Eine Riesenschlange von Impfwilligen bildete sich am Samstagvormittag in Bühl von der Hauptstraße über die Oberweierer Straße in die Karl-Reinfried-Straße bis zur Impfstation im katholischen Gemeindehaus (früher Haus Alban Stolz). Die Impflinge harrten zwischen dreieinhalb bis vier Stunden bei strömendem Regen aus. Dort war von 10 bis 15 Uhr ein mobiles Impfteam im Einsatz.

Neuer Rekordwert bei Sieben-Tage-Inzidenz

Die Sieben-Tage-Inzidenz ist erneut gestiegen und hat am Samstag mit 444,3 einen neuen Höchststand erreicht. Zum Vergleich: Am Vortag hatte der Wert bei 438,2 gelegen, vor einer Woche bei 362,2 (Vormonat: 118,0). Die Gesundheitsämter in Deutschland meldeten dem Robert-Koch-Institut (RKI) binnen eines Tages 67.125 Corona-Neuinfektionen. Das geht aus Zahlen vom Samstag hervor, die den Stand des RKI-Dashboards von 4.11 Uhr wiedergeben. Am Freitag hatte die Zahl der Ansteckungen bei 76.414 gelegen, vor genau einer Woche waren es 63.924 Ansteckungen.

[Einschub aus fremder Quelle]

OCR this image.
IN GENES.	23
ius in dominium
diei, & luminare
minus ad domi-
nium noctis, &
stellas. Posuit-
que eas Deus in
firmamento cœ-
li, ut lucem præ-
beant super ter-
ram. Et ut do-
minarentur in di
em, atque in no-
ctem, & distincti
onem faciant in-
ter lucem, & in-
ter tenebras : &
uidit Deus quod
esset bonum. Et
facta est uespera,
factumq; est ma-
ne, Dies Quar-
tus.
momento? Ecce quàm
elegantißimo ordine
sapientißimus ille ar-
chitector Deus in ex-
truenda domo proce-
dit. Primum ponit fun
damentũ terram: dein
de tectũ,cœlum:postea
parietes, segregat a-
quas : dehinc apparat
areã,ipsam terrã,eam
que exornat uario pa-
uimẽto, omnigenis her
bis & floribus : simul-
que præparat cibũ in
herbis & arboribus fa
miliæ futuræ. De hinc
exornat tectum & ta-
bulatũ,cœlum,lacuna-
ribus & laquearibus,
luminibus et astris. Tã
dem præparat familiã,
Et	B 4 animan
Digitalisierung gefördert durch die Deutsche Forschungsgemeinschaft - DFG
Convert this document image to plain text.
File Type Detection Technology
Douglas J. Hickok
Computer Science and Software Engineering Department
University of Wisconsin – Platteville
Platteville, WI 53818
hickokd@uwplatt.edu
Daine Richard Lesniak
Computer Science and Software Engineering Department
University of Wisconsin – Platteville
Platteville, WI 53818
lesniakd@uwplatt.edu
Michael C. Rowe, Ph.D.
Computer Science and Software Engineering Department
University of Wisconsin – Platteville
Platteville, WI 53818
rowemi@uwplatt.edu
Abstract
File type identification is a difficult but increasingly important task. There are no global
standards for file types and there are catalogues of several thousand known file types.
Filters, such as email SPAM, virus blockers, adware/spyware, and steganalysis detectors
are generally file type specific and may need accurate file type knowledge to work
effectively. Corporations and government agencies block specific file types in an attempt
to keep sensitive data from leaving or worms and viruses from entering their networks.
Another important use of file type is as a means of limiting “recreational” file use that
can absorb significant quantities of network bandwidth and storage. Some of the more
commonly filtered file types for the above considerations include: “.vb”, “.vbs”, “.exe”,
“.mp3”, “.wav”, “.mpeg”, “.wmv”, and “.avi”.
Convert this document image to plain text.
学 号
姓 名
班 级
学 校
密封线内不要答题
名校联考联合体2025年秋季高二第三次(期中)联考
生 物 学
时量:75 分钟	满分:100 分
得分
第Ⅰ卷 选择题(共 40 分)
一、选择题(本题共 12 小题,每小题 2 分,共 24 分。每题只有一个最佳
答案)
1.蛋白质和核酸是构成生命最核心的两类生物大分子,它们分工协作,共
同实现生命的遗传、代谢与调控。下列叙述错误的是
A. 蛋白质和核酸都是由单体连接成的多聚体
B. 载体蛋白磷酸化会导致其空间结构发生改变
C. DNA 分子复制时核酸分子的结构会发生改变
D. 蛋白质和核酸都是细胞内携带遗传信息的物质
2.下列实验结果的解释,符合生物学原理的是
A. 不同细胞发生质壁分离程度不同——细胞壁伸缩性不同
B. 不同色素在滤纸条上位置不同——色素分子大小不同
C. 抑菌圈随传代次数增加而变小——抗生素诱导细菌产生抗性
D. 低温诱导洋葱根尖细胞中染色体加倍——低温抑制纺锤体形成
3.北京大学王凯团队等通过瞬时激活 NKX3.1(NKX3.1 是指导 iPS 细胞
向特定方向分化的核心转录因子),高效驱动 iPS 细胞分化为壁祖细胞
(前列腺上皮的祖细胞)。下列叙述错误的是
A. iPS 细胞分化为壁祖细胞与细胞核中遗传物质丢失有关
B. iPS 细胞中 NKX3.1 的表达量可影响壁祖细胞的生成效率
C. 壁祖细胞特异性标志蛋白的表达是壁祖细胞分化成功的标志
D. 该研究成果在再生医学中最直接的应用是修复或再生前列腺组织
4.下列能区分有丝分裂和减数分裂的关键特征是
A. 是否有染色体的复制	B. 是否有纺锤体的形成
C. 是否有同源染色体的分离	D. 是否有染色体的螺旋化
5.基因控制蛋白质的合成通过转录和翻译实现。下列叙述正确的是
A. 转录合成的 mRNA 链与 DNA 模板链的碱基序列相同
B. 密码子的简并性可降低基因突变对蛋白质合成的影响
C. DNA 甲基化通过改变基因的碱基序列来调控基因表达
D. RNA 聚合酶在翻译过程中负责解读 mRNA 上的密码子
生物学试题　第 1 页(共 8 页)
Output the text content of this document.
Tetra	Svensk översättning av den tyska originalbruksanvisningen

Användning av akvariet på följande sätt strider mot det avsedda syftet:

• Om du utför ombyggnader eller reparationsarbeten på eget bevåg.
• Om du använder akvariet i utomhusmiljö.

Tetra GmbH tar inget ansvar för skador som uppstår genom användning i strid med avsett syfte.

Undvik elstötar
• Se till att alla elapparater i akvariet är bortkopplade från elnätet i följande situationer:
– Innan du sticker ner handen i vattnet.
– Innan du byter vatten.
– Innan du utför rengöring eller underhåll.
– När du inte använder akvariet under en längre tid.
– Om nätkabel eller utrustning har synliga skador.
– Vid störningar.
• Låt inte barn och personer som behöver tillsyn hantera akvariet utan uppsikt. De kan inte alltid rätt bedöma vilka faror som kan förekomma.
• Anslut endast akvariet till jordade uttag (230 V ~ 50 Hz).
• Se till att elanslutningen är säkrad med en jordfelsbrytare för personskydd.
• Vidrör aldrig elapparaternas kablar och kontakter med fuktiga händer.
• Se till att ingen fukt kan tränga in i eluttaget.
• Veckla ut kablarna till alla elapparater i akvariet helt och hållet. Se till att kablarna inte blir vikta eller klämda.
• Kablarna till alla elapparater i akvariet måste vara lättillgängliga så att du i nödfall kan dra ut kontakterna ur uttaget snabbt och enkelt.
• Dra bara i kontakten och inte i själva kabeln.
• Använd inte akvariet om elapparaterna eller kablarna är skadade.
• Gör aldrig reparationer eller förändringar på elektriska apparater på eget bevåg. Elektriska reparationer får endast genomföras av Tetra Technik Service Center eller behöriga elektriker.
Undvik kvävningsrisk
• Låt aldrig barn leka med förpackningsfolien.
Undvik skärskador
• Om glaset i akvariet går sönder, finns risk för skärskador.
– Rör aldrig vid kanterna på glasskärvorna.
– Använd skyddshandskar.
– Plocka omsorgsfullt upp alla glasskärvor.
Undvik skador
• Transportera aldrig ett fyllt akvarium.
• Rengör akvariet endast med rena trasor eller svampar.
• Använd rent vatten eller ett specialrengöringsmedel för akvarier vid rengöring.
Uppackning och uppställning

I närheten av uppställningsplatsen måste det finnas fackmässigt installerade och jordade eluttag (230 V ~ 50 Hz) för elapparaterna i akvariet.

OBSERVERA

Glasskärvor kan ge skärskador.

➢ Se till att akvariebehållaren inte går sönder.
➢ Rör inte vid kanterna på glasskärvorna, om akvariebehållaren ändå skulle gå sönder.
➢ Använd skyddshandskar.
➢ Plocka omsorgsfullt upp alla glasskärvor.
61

Deutschlandweit wurden den neuen Angaben zufolge binnen 24 Stunden 303 Todesfälle verzeichnet. Vor einer Woche waren es 248 Todesfälle. Das RKI zählte seit Beginn der Pandemie 5.717.295 nachgewiesene Infektionen mit Sars-CoV-2.

Die Zahl der in Kliniken aufgenommenen Corona-Patienten je 100.000 Einwohner innerhalb von sieben Tagen gab das RKI am Freitag mit 5,97 an (Donnerstag: 5,79). Bei Überschreitung der Grenzwerte 3, 6 und 9 in den Bundesländern können dort jeweils schärfere Maßnahmen zur Bekämpfung der Pandemie verhängt werden.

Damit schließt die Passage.